Official ElevenLabs Model Context Protocol (MCP) server that enables interaction with powerful Text to Speech and audio processing APIs.
8.7K
24 Tools
Version 4.43 or later needs to be installed to add the server automatically
Use cases
About
Official ElevenLabs Model Context Protocol (MCP) server that enables interaction with powerful Text to Speech and audio processing APIs.
Attribute | Details |
---|---|
Docker Image | mcp/elevenlabs |
Author | elevenlabs |
Repository | https://github.com/elevenlabs/elevenlabs-mcp |
Docker Image built by|Docker Inc.
Docker Scout Health Score| Verify Signature|
COSIGN_REPOSITORY=mcp/signatures cosign verify mcp/elevenlabs --key https://raw.githubusercontent.com/docker/keyring/refs/heads/main/public/mcp/latest.pub
Licence|MIT License
Tools provided by this Server | Short Description |
---|---|
add_knowledge_base_to_agent | Add a knowledge base to ElevenLabs workspace. |
check_subscription | Check the current subscription status. |
compose_music | Convert a prompt to music and save the output audio file to a given directory. |
create_agent | Create a conversational AI agent with custom configuration. |
create_composition_plan | Create a composition plan for music generation. |
create_voice_from_preview | Add a generated voice to the voice library. |
get_agent | Get details about a specific conversational AI agent |
get_conversation | Gets conversation with transcript. |
get_voice | Get details of a specific voice |
isolate_audio | Isolate audio from a file. |
list_agents | List all available conversational AI agents |
list_conversations | Lists agent conversations. |
list_models | List all available models |
list_phone_numbers | List all phone numbers associated with the ElevenLabs account |
make_outbound_call | Make an outbound call using an ElevenLabs agent. |
play_audio | Play an audio file. |
search_voice_library | Search for a voice across the entire ElevenLabs voice library. |
search_voices | Search for existing voices, a voice that has already been added to the user's ElevenLabs voice library. |
speech_to_speech | Transform audio from one voice to another using provided audio files. |
speech_to_text | Transcribe speech from an audio file. |
text_to_sound_effects | Convert text description of a sound effect to sound effect with a given duration. |
text_to_speech | Convert text to speech with a given voice. |
text_to_voice | Create voice previews from a text prompt. |
voice_clone | Create an instant voice clone of a voice using provided audio files. |
add_knowledge_base_to_agent
Add a knowledge base to ElevenLabs workspace. Allowed types are epub, pdf, docx, txt, html.

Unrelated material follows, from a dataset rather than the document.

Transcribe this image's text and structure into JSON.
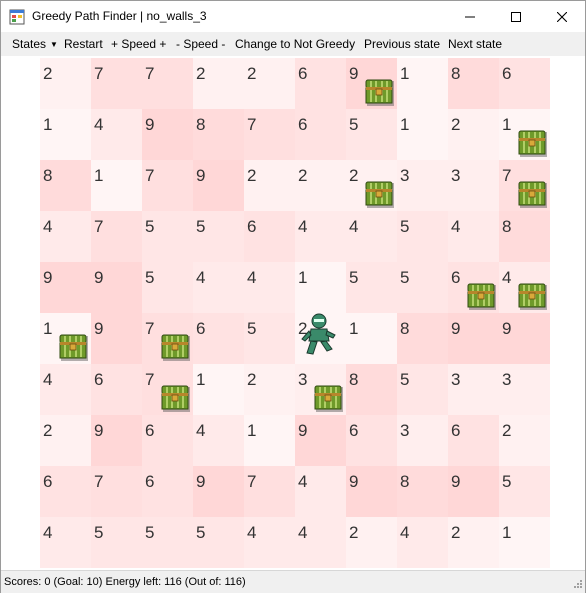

⚠️ COST WARNING: This tool makes an API call to ElevenLabs which may incur costs. Only use when explicitly requested by the user.
Parameters | Type | Description |
---|---|---|
agent_id | string | ID of the agent to add the knowledge base to. |
knowledge_base_name | string | Name of the knowledge base. |
input_file_path | string optional | Path to the file to add to the knowledge base. |
text | string optional | Text to add to the knowledge base. |
url | string optional | URL of the knowledge base. |
check_subscription
Check the current subscription status. Could be used to measure the usage of the API.
compose_music
Convert a prompt to music and save the output audio file to a given directory. Directory is optional, if not provided, the output file will be saved to $HOME/Desktop.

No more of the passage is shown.